00:14:56.700 | They'll stress test them against these other things going on.
00:14:58.820 | So if your book is not particularly about these issues to graph the issues on, it doesn't
00:15:04.940 | end up making it better.
00:15:07.100 | It doesn't end up, I mean, maybe it does protect you from, I don't know, some nasty tweet,
00:15:12.880 | but no one really cares.
00:15:13.880 | That's the reality is like, no one really cares about you.
00:15:15.840 | And this is what I've decided.

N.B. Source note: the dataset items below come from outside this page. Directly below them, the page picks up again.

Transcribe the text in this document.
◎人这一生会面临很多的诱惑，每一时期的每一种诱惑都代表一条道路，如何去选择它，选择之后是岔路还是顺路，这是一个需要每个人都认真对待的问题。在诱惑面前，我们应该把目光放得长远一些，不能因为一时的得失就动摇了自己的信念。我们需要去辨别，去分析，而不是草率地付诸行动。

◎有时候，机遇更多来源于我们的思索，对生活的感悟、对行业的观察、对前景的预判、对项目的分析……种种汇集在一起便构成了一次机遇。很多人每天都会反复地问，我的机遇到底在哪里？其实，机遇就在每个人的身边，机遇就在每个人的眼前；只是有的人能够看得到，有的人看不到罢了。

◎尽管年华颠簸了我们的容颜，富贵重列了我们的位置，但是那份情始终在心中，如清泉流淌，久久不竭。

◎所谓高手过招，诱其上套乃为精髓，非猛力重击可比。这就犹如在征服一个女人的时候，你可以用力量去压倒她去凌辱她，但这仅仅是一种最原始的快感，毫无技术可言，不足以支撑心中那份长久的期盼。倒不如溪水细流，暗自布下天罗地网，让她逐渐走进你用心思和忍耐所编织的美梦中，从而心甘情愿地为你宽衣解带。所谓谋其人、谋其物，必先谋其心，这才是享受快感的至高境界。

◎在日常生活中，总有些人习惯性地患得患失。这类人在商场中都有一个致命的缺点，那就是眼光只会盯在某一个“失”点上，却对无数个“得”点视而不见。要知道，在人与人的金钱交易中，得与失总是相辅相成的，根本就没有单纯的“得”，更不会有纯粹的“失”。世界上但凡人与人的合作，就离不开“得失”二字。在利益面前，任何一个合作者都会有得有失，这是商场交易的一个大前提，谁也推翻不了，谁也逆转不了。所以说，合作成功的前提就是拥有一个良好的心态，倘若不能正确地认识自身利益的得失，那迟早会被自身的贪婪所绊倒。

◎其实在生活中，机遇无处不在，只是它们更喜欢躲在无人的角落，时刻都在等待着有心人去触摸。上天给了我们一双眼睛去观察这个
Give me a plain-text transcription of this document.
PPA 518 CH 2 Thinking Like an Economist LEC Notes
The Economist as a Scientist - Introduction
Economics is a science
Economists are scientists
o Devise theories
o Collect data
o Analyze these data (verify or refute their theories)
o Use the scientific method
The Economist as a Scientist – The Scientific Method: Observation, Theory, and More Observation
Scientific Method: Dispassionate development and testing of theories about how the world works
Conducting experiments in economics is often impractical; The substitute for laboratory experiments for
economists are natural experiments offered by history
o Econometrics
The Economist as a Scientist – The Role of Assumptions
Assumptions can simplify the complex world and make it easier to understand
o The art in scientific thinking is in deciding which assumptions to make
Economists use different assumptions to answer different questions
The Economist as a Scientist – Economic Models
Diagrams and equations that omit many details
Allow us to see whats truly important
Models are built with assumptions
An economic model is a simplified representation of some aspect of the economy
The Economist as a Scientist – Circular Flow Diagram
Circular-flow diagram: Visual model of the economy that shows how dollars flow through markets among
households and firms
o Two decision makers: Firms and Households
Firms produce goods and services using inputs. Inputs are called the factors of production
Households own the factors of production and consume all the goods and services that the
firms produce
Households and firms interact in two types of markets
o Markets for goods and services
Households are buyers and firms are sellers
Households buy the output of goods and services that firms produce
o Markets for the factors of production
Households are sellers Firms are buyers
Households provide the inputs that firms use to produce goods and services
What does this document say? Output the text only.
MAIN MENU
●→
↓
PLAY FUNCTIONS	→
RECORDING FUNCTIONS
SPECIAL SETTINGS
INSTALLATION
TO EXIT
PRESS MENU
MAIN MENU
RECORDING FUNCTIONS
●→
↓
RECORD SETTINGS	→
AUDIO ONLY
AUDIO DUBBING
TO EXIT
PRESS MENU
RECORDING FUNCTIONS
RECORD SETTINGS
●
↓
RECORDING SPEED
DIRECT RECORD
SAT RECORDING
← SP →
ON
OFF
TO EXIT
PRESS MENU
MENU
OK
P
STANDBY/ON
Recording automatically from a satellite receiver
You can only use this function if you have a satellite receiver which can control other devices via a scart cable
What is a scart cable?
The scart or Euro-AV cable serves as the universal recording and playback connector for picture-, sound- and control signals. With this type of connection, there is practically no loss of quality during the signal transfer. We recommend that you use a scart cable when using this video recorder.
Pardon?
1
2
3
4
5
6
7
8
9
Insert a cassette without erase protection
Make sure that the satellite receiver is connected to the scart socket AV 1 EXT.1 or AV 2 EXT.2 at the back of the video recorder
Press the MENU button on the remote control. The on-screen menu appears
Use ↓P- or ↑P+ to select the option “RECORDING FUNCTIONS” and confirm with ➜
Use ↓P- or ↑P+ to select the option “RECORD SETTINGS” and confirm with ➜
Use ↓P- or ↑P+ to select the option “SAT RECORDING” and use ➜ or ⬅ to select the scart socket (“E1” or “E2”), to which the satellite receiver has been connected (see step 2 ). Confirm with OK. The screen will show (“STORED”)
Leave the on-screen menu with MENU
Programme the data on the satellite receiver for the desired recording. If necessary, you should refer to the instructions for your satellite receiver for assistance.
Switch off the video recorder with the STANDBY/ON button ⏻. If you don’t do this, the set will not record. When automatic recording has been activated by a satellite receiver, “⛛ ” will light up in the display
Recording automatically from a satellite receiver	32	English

00:15:17.520 | No one cares about me.
00:15:18.520 | No one really is following it that closely.
00:15:20.400 | People see what you read, right?
00:15:21.880 | It's just something in here that's useful to me and they move on with their life.
00:15:24.480 | So yeah, but I did talk about that with Harris on the podcast, my philosophy of caveats.
00:15:29.080 | And we've talked about on the show before, but how caveating, well, this advice might
00:15:33.140 | not apply here.
00:15:34.140 | It's very relevant to one-on-one conversation where it's just reasonable and polite, but
00:15:39.400 | doesn't work well when it's one to many.
00:15:42.000 | When you're doing one to many broadcasting information, then you got to let the recipients
00:15:47.480 | add the caveat.
00:15:48.480 | So it's two different modes of communication.